Jules Boussekeyt

 

Profile your Javascript Application

Fluidity and responsivness are key points for you Javascript application. You may be in trouble to identify bottlenecks and measure performance at specific times, for example when the user click on a button, or send some ajax calls, or doing computational work ..

Profile loading time of an email in Gmail

Let's take for example Gmail, there's a list of emails. When user clicks one of those, it loads the email in the window. This action can be represented by this method:

/**
 * Load according conversation in the window
 */
var loadConversation = function(conversationId) {
  // (the code we want to profile)
  // - send an ajax call to fetch email
  // - render a templates with email's informations
  // - etc ..
}

The loadConversation method is the one we want to profile.
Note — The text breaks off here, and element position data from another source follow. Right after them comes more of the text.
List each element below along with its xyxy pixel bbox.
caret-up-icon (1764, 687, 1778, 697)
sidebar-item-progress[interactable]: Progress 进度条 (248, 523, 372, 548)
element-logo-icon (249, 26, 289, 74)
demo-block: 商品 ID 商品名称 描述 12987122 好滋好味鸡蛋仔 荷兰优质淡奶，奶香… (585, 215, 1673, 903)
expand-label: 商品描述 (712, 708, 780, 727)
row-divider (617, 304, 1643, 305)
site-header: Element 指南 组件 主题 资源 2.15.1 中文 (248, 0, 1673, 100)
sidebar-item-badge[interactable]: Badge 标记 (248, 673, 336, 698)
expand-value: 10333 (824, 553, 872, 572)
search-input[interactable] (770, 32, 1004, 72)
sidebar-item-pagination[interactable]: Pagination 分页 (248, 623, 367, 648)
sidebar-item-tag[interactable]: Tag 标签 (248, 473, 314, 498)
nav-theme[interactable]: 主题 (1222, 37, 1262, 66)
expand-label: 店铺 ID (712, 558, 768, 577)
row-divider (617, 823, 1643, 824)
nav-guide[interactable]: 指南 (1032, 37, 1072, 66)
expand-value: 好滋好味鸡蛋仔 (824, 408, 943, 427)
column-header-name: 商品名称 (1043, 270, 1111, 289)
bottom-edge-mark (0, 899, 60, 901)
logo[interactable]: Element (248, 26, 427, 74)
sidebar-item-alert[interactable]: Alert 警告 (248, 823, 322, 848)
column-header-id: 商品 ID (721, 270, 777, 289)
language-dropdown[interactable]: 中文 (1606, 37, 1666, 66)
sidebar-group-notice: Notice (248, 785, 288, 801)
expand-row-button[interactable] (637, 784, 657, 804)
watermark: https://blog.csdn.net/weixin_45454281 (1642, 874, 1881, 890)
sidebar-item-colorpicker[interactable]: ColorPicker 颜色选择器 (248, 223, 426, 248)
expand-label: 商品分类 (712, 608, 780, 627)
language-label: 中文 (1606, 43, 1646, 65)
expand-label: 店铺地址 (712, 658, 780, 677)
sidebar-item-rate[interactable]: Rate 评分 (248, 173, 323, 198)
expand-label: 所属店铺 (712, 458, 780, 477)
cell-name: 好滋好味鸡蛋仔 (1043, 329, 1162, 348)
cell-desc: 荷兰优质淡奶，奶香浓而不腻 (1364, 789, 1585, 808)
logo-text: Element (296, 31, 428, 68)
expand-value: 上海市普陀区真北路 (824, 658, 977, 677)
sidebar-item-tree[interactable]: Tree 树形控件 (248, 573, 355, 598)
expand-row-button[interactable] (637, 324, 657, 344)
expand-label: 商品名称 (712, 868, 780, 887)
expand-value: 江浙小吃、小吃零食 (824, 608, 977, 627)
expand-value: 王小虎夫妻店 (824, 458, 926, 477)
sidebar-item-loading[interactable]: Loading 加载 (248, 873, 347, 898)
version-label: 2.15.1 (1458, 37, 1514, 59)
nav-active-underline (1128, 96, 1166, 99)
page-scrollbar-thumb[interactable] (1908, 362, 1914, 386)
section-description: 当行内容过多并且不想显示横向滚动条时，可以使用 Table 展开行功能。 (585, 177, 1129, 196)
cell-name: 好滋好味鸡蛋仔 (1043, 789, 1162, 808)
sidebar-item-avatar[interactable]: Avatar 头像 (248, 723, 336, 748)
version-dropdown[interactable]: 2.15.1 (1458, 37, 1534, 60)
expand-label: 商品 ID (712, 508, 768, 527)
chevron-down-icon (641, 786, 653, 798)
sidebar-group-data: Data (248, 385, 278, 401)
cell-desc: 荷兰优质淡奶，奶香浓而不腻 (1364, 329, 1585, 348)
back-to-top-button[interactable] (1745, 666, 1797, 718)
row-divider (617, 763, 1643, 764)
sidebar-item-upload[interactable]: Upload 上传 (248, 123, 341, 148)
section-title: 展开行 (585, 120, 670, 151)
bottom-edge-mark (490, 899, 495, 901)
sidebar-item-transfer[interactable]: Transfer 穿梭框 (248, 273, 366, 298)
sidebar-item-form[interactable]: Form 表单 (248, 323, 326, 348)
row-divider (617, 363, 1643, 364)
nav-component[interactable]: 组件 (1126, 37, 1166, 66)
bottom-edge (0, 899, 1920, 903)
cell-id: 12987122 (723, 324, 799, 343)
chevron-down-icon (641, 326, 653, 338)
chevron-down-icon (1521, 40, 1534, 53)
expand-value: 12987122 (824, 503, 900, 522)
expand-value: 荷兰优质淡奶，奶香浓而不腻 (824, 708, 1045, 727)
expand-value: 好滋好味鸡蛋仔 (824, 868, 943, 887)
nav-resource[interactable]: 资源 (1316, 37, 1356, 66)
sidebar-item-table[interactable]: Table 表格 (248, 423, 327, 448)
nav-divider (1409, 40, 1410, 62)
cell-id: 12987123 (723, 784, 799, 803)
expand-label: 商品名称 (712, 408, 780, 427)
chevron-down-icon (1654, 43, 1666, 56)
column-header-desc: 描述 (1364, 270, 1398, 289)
Let us profile it the best way possible!

Discover the Web Profiler tool

The best tool to profile a website is the Profile panel in Chrome web toolbar. First thing to know about the Profile panel is it profiles all your javascript code currently running. In our case we just need it to profile the loadConversation method.

javascript profiler

To profile only the loadConversation() method we're going to wrap this method to start the profiler at the beggining and stop it when the method call finishes. We can now create an underscore.js mixin:

_.mixin({
  profile: function(fn) {
    return function(profileId) {
      // start profiler
      console.profile(profileId);

      // call our real function
      fn.apply(this, arguments);

      // stop profiler
      console.profileEnd(profileId);
    }
  }
});

(some other underscore mixins).

We can now use it like this:

var loadConversation = _.profile(function(conversationId) {
  /* .. code profiled .. */
});

Example on how to use the Web Profiler

If we execute following code:

var expensiveFn = _.profile(function(profileId) {
  var i = 0;

  // expensive loop
  while (i < 100) {
    arr = _.range(0, 50 * 1000);
    i++;
  }

  // expensive loop
  while (i < 200) {
    _.uniq(arr, 50 * 1000);
    i++;
  }                
});

expensiveFn('123');

Now we click on the 123 profile on the right sidebar, we now see the following graphic:

javascript performance in percents

First of all Chrome's profiler isn't intuitive. To configure the profiler correctly follow these steps:

  • Click on the Heavy (Bottom up) link and select Tree (Top Down), this will show us a nice arborescence.
  • Be sure the % icon is NOT selected, this will show us numbers in milliseconds:
  • Then click on the Total column to order results, longest calls should be on top.

We have something like:

javascript performance in milliseconds

The previous screenshot show us:

  • _.range() call took 46 ms
  • _.uniq() call took 381ms

See this jsfiddle for the full example. (keep console open).

Your done. The Javascript Profiler is the perfect tool to identify bottlenecks in your Javascript application.